Following publication of the original article [1], the authors reported the errors in the equation and in the text.

The corrected text and equation are given below:

First, we evaluate the quality and reliability of the results obtained when using the three methods investigated in this section.

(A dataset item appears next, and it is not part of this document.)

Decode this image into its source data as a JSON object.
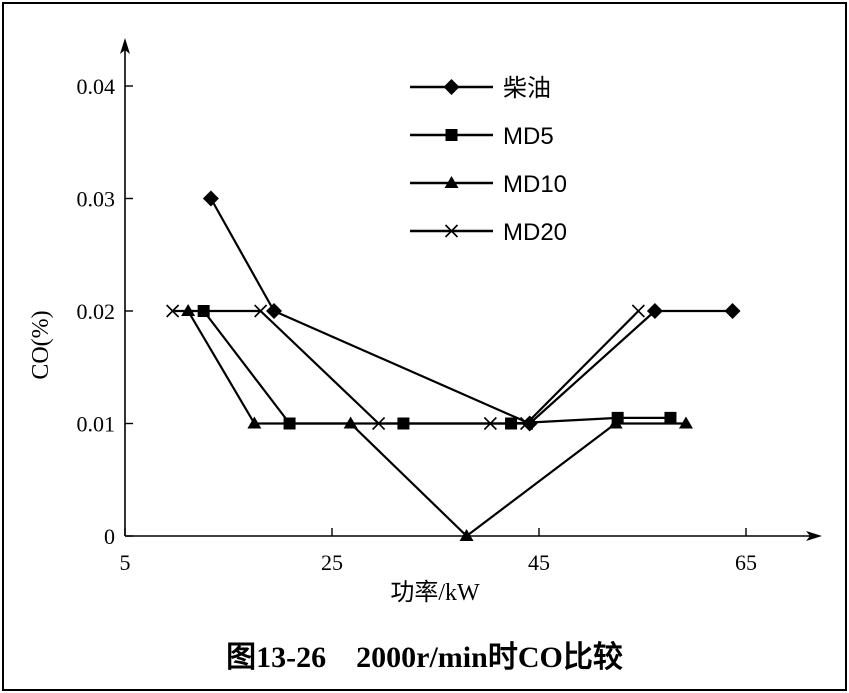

In Fig. 22, the errors in the energy norm

$$\begin{aligned} ||e||_{{\mathrm {E}}(\Omega _{\mathrm {e}})} = \sqrt{\left| \dfrac{{\mathcal {B}}(\textit{\textbf{u}}_{\mathrm {ref}}, \textit{\textbf{u}}_{\mathrm {ref}})-{\mathcal {B}}(\textit{\textbf{u}}, \textit{\textbf{u}})}{{\mathcal {B}}(\textit{\textbf{u}}_{\mathrm {ref}}, \textit{\textbf{u}}_{\mathrm {ref}})} \right| } \cdot 100 [\%], \end{aligned}$$
(20)

for various input parameters are presented, which should be minimized by the FCM solution on the energy space\(E(\Omega _{\mathrm {e}})\) over the domain \(\Omega _{\mathrm {e}}\) [3, 33]. In Eq. (20), \(\textit{\textbf{u}}\) is the displacement field obtained by the FCM solution and \(\textit{\textbf{u}}_{\mathrm {ref}}\) is the reference solution, obtained by p-FEM using blending functions [113] for an exact geometry mapping, resulting in a strain energy of \(1/2 \cdot {\mathcal {B}}(\textit{\textbf{u}}_{\mathrm {ref}},\textit{\textbf{u}}_{\mathrm {ref}}) = 0.7021812127\) [31]. Besides investigating the global quality of the results based on \(||e||_{{\mathrm {E}}(\Omega _{\mathrm {e}})}\), we also evaluate the solution based on point-wise values of the stress-fields \(\sigma _{\mathrm {vM}}\) and \(\sigma _{\mathrm {yy}}\) along the diagonal \(\overline{AB}\) in Fig. 21, where \(\sigma _{\mathrm {vM}}\) is the von Mises stress and \(\sigma _{\mathrm {yy}}\) the stress in the y-direction.

The original article [1] has been updated.